The ensemble is returning to Nice after a long absence from the city's stages — a homecoming of sorts, given that the group operates as a collective of both international and locally rooted musicians drawn from major orchestral formations. That organisational model — horizontal, collaborative, without a conductor imposing a single interpretive will — gives Musicâme France a particular intimacy, a sense of five musicians genuinely listening to one another. The five in question are Issam Garfi on flute, Sybille Cornaton Duchesne as solo violin, Matei Ioan on second violin, François Duchesne on viola, and Noé Natorp on cello.
The Programme: A Deliberate Arc
The evening opens with Rossini's Guillaume Tell Overture — a piece so familiar it risks being taken for granted, yet in chamber arrangement it strips away the orchestral bluster and reveals the melodic architecture underneath. From there, the programme moves with considerable range: Telemann's Concerto for Viola in G, the final movement; Taffanel's Nocturne & Allegro scherzando, a piece that sits at the intersection of late Romanticism and the emerging French flute tradition; Tchaikovsky's Valse sentimentale; and Bizet's Menuet & Farandole — the latter carrying, for anyone who knows Nice's own Carnival and Mediterranean street culture, a particular regional resonance.
The mid-programme turn is perhaps the most telling curatorial choice: Charles Aznavour's La bohème, a chanson in the company of Wieniawski's Scherzo-Tarantelle, Poulenc's Cantilène pour flûte, and Ibert's Concerto pour flûte — Allegro Scherzando. The inclusion of Aznavour — Armenian-French, beloved across generations — alongside the Polish Romantic Wieniawski and the distinctly Parisian wit of Poulenc and Ibert suggests an ensemble comfortable with the idea that the borders between 'classical' and 'popular' are, at best, administrative fictions. The programme closes with Piazzolla's Oblivion — one of the Argentine master's most quietly devastating pieces — and Vivaldi's Summer from The Four Seasons, final movement: a return to heat and velocity after the stillness of the tango.
'Présent dans plus de 100 villes à travers le monde, l'Ensemble Musicâme France défend une musique qui touche le cœur et élève l'esprit au-delà des frontières.'
Théâtre Francis Gag and the City Around It
The venue is worth a word of its own. Théâtre Francis Gag — named for the Niçois poet and playwright who wrote in the local niçard dialect — is a compact, characterful space that rewards proximity. It is not a concert hall engineered for acoustic perfection; it is a theatre that has absorbed decades of performance, and the room itself participates in the evening. The seating categories reflect this: the Prestige tier at €30 places the listener closest to the musicians, at a distance where breath and bow pressure become part of the experience; the Essentielle tier at €25 offers central placement for a full, balanced sound.

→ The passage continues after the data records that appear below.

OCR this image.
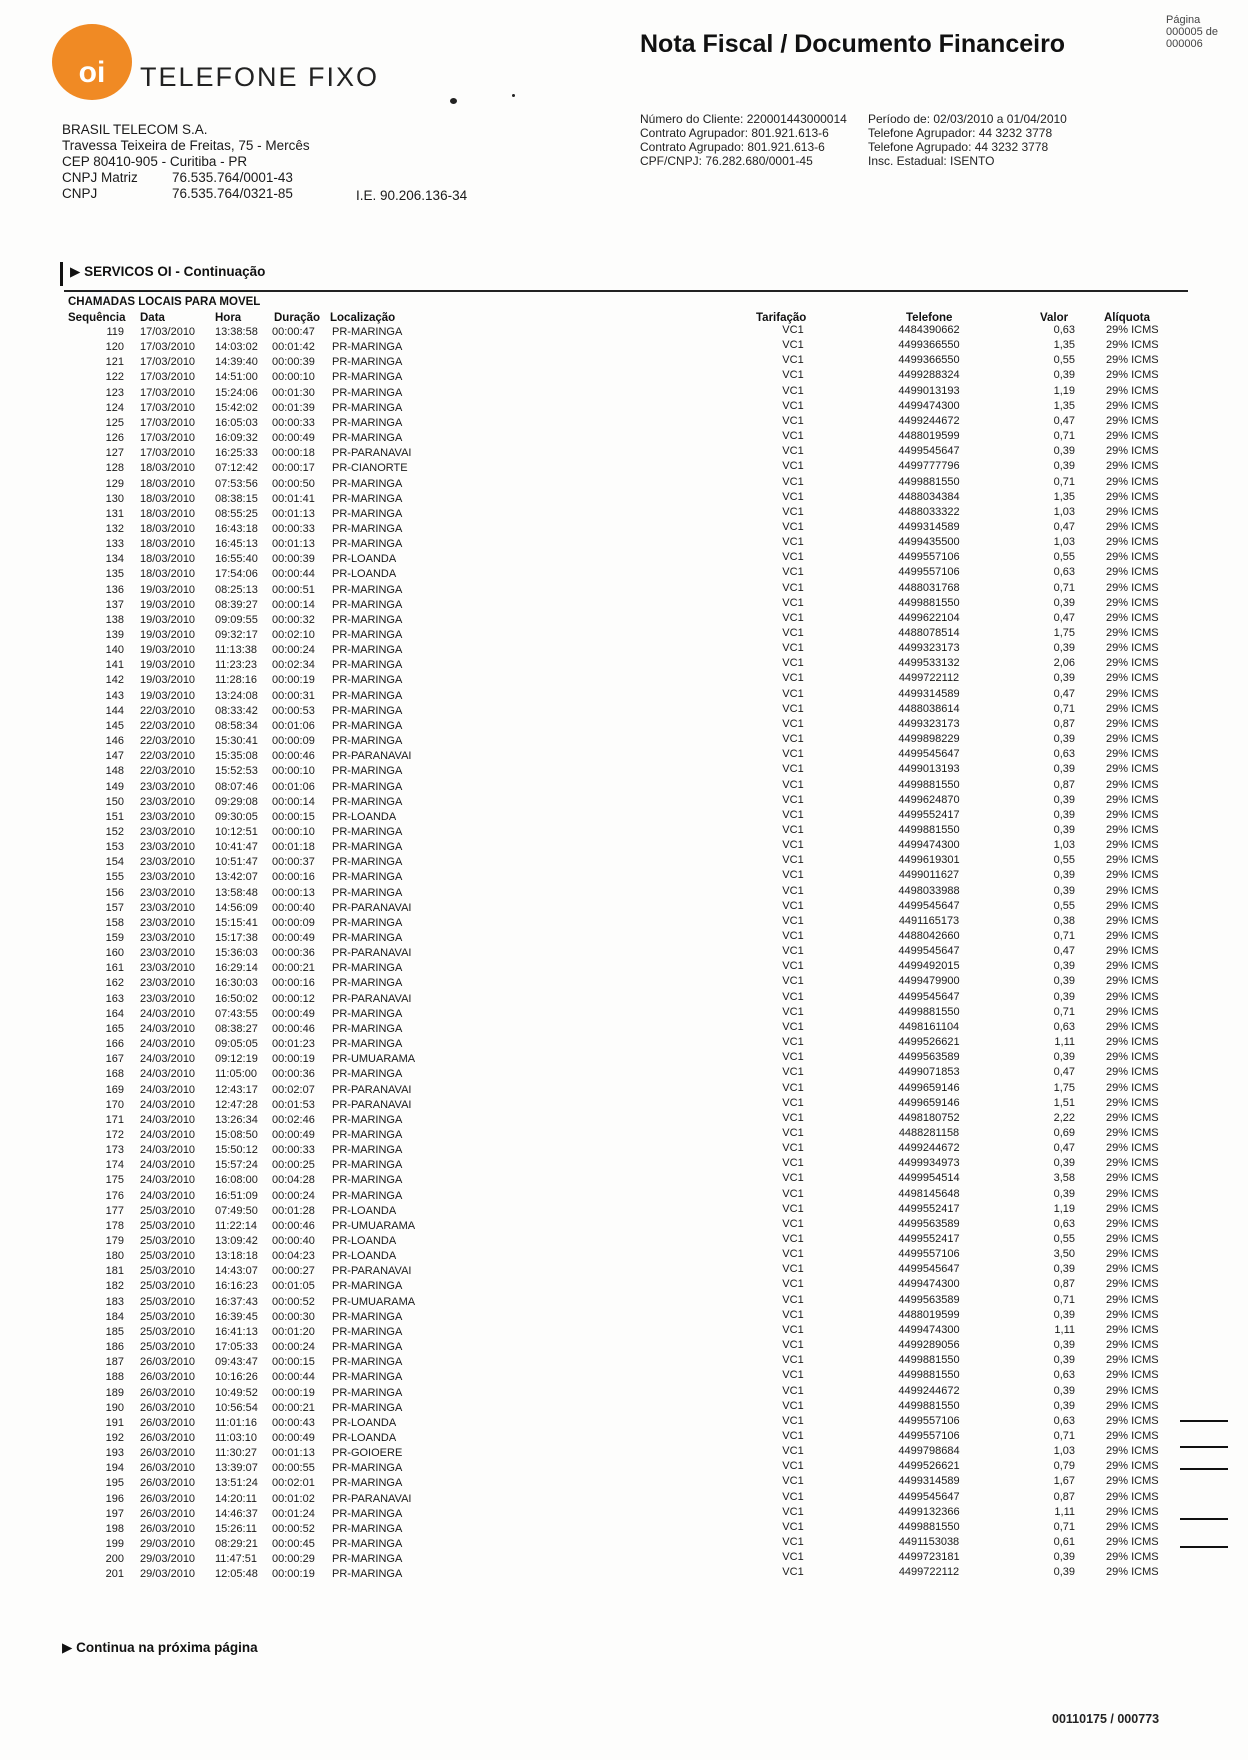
oi	TELEFONE FIXO
Nota Fiscal / Documento Financeiro
Página
000005 de
000006
BRASIL TELECOM S.A.
Travessa Teixeira de Freitas, 75 - Mercês
CEP 80410-905 - Curitiba - PR
CNPJ Matriz	76.535.764/0001-43
CNPJ	76.535.764/0321-85	I.E. 90.206.136-34
Número do Cliente: 220001443000014
Contrato Agrupador: 801.921.613-6
Contrato Agrupado: 801.921.613-6
CPF/CNPJ: 76.282.680/0001-45
Período de: 02/03/2010 a 01/04/2010
Telefone Agrupador: 44 3232 3778
Telefone Agrupado: 44 3232 3778
Insc. Estadual: ISENTO
▶ SERVICOS OI - Continuação
CHAMADAS LOCAIS PARA MOVEL
Sequência Data	Hora	Duração Localização	Tarifação	Telefone	Valor	Alíquota
119 17/03/2010	13:38:58	00:00:47	PR-MARINGA	VC1	4484390662	0,63	29% ICMS
120 17/03/2010	14:03:02	00:01:42	PR-MARINGA	VC1	4499366550	1,35	29% ICMS
121 17/03/2010	14:39:40	00:00:39	PR-MARINGA	VC1	4499366550	0,55	29% ICMS
122 17/03/2010	14:51:00	00:00:10	PR-MARINGA	VC1	4499288324	0,39	29% ICMS
123 17/03/2010	15:24:06	00:01:30	PR-MARINGA	VC1	4499013193	1,19	29% ICMS
124 17/03/2010	15:42:02	00:01:39	PR-MARINGA	VC1	4499474300	1,35	29% ICMS
125 17/03/2010	16:05:03	00:00:33	PR-MARINGA	VC1	4499244672	0,47	29% ICMS
126 17/03/2010	16:09:32	00:00:49	PR-MARINGA	VC1	4488019599	0,71	29% ICMS
127 17/03/2010	16:25:33	00:00:18	PR-PARANAVAI	VC1	4499545647	0,39	29% ICMS
128 18/03/2010	07:12:42	00:00:17	PR-CIANORTE	VC1	4499777796	0,39	29% ICMS
129 18/03/2010	07:53:56	00:00:50	PR-MARINGA	VC1	4499881550	0,71	29% ICMS
130 18/03/2010	08:38:15	00:01:41	PR-MARINGA	VC1	4488034384	1,35	29% ICMS
131 18/03/2010	08:55:25	00:01:13	PR-MARINGA	VC1	4488033322	1,03	29% ICMS
132 18/03/2010	16:43:18	00:00:33	PR-MARINGA	VC1	4499314589	0,47	29% ICMS
133 18/03/2010	16:45:13	00:01:13	PR-MARINGA	VC1	4499435500	1,03	29% ICMS
134 18/03/2010	16:55:40	00:00:39	PR-LOANDA	VC1	4499557106	0,55	29% ICMS
135 18/03/2010	17:54:06	00:00:44	PR-LOANDA	VC1	4499557106	0,63	29% ICMS
136 19/03/2010	08:25:13	00:00:51	PR-MARINGA	VC1	4488031768	0,71	29% ICMS
137 19/03/2010	08:39:27	00:00:14	PR-MARINGA	VC1	4499881550	0,39	29% ICMS
138 19/03/2010	09:09:55	00:00:32	PR-MARINGA	VC1	4499622104	0,47	29% ICMS
139 19/03/2010	09:32:17	00:02:10	PR-MARINGA	VC1	4488078514	1,75	29% ICMS
140 19/03/2010	11:13:38	00:00:24	PR-MARINGA	VC1	4499323173	0,39	29% ICMS
141 19/03/2010	11:23:23	00:02:34	PR-MARINGA	VC1	4499533132	2,06	29% ICMS
142 19/03/2010	11:28:16	00:00:19	PR-MARINGA	VC1	4499722112	0,39	29% ICMS
143 19/03/2010	13:24:08	00:00:31	PR-MARINGA	VC1	4499314589	0,47	29% ICMS
144 22/03/2010	08:33:42	00:00:53	PR-MARINGA	VC1	4488038614	0,71	29% ICMS
145 22/03/2010	08:58:34	00:01:06	PR-MARINGA	VC1	4499323173	0,87	29% ICMS
146 22/03/2010	15:30:41	00:00:09	PR-MARINGA	VC1	4499898229	0,39	29% ICMS
147 22/03/2010	15:35:08	00:00:46	PR-PARANAVAI	VC1	4499545647	0,63	29% ICMS
148 22/03/2010	15:52:53	00:00:10	PR-MARINGA	VC1	4499013193	0,39	29% ICMS
149 23/03/2010	08:07:46	00:01:06	PR-MARINGA	VC1	4499881550	0,87	29% ICMS
150 23/03/2010	09:29:08	00:00:14	PR-MARINGA	VC1	4499624870	0,39	29% ICMS
151 23/03/2010	09:30:05	00:00:15	PR-LOANDA	VC1	4499552417	0,39	29% ICMS
152 23/03/2010	10:12:51	00:00:10	PR-MARINGA	VC1	4499881550	0,39	29% ICMS
153 23/03/2010	10:41:47	00:01:18	PR-MARINGA	VC1	4499474300	1,03	29% ICMS
154 23/03/2010	10:51:47	00:00:37	PR-MARINGA	VC1	4499619301	0,55	29% ICMS
155 23/03/2010	13:42:07	00:00:16	PR-MARINGA	VC1	4499011627	0,39	29% ICMS
156 23/03/2010	13:58:48	00:00:13	PR-MARINGA	VC1	4498033988	0,39	29% ICMS
157 23/03/2010	14:56:09	00:00:40	PR-PARANAVAI	VC1	4499545647	0,55	29% ICMS
158 23/03/2010	15:15:41	00:00:09	PR-MARINGA	VC1	4491165173	0,38	29% ICMS
159 23/03/2010	15:17:38	00:00:49	PR-MARINGA	VC1	4488042660	0,71	29% ICMS
160 23/03/2010	15:36:03	00:00:36	PR-PARANAVAI	VC1	4499545647	0,47	29% ICMS
161 23/03/2010	16:29:14	00:00:21	PR-MARINGA	VC1	4499492015	0,39	29% ICMS
162 23/03/2010	16:30:03	00:00:16	PR-MARINGA	VC1	4499479900	0,39	29% ICMS
163 23/03/2010	16:50:02	00:00:12	PR-PARANAVAI	VC1	4499545647	0,39	29% ICMS
164 24/03/2010	07:43:55	00:00:49	PR-MARINGA	VC1	4499881550	0,71	29% ICMS
165 24/03/2010	08:38:27	00:00:46	PR-MARINGA	VC1	4498161104	0,63	29% ICMS
166 24/03/2010	09:05:05	00:01:23	PR-MARINGA	VC1	4499526621	1,11	29% ICMS
167 24/03/2010	09:12:19	00:00:19	PR-UMUARAMA	VC1	4499563589	0,39	29% ICMS
168 24/03/2010	11:05:00	00:00:36	PR-MARINGA	VC1	4499071853	0,47	29% ICMS
169 24/03/2010	12:43:17	00:02:07	PR-PARANAVAI	VC1	4499659146	1,75	29% ICMS
170 24/03/2010	12:47:28	00:01:53	PR-PARANAVAI	VC1	4499659146	1,51	29% ICMS
171 24/03/2010	13:26:34	00:02:46	PR-MARINGA	VC1	4498180752	2,22	29% ICMS
172 24/03/2010	15:08:50	00:00:49	PR-MARINGA	VC1	4488281158	0,69	29% ICMS
173 24/03/2010	15:50:12	00:00:33	PR-MARINGA	VC1	4499244672	0,47	29% ICMS
174 24/03/2010	15:57:24	00:00:25	PR-MARINGA	VC1	4499934973	0,39	29% ICMS
175 24/03/2010	16:08:00	00:04:28	PR-MARINGA	VC1	4499954514	3,58	29% ICMS
176 24/03/2010	16:51:09	00:00:24	PR-MARINGA	VC1	4498145648	0,39	29% ICMS
177 25/03/2010	07:49:50	00:01:28	PR-LOANDA	VC1	4499552417	1,19	29% ICMS
178 25/03/2010	11:22:14	00:00:46	PR-UMUARAMA	VC1	4499563589	0,63	29% ICMS
179 25/03/2010	13:09:42	00:00:40	PR-LOANDA	VC1	4499552417	0,55	29% ICMS
180 25/03/2010	13:18:18	00:04:23	PR-LOANDA	VC1	4499557106	3,50	29% ICMS
181 25/03/2010	14:43:07	00:00:27	PR-PARANAVAI	VC1	4499545647	0,39	29% ICMS
182 25/03/2010	16:16:23	00:01:05	PR-MARINGA	VC1	4499474300	0,87	29% ICMS
183 25/03/2010	16:37:43	00:00:52	PR-UMUARAMA	VC1	4499563589	0,71	29% ICMS
184 25/03/2010	16:39:45	00:00:30	PR-MARINGA	VC1	4488019599	0,39	29% ICMS
185 25/03/2010	16:41:13	00:01:20	PR-MARINGA	VC1	4499474300	1,11	29% ICMS
186 25/03/2010	17:05:33	00:00:24	PR-MARINGA	VC1	4499289056	0,39	29% ICMS
187 26/03/2010	09:43:47	00:00:15	PR-MARINGA	VC1	4499881550	0,39	29% ICMS
188 26/03/2010	10:16:26	00:00:44	PR-MARINGA	VC1	4499881550	0,63	29% ICMS
189 26/03/2010	10:49:52	00:00:19	PR-MARINGA	VC1	4499244672	0,39	29% ICMS
190 26/03/2010	10:56:54	00:00:21	PR-MARINGA	VC1	4499881550	0,39	29% ICMS
191 26/03/2010	11:01:16	00:00:43	PR-LOANDA	VC1	4499557106	0,63	29% ICMS
192 26/03/2010	11:03:10	00:00:49	PR-LOANDA	VC1	4499557106	0,71	29% ICMS
193 26/03/2010	11:30:27	00:01:13	PR-GOIOERE	VC1	4499798684	1,03	29% ICMS
194 26/03/2010	13:39:07	00:00:55	PR-MARINGA	VC1	4499526621	0,79	29% ICMS
195 26/03/2010	13:51:24	00:02:01	PR-MARINGA	VC1	4499314589	1,67	29% ICMS
196 26/03/2010	14:20:11	00:01:02	PR-PARANAVAI	VC1	4499545647	0,87	29% ICMS
197 26/03/2010	14:46:37	00:01:24	PR-MARINGA	VC1	4499132366	1,11	29% ICMS
198 26/03/2010	15:26:11	00:00:52	PR-MARINGA	VC1	4499881550	0,71	29% ICMS
199 29/03/2010	08:29:21	00:00:45	PR-MARINGA	VC1	4491153038	0,61	29% ICMS
200 29/03/2010	11:47:51	00:00:29	PR-MARINGA	VC1	4499723181	0,39	29% ICMS
201 29/03/2010	12:05:48	00:00:19	PR-MARINGA	VC1	4499722112	0,39	29% ICMS
▶ Continua na próxima página
00110175 / 000773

Nice in June is the city at its most inhabitable — the summer crowds of July and August still weeks away, the evenings long and warm enough to walk the Promenade des Anglais or take an aperitif in the Cours Saleya before the 8 p.m. curtain. The Vieille Ville, a ten-minute walk from the waterfront, operates at its own unhurried pace: narrow streets, baroque churches, the smell of socca from the market stalls. An evening at Francis Gag fits naturally into that rhythm.
For those arriving from elsewhere on the Côte d'Azur — from Cannes, Antibes, Monaco — the timing is generous. The train to Nice-Ville takes under an hour from most points along the coast, and the theatre is reachable from the station on foot in fifteen minutes. There is, in other words, no logistical reason not to come. The more interesting question is simply which seat to choose — and how long to linger in the old city afterwards.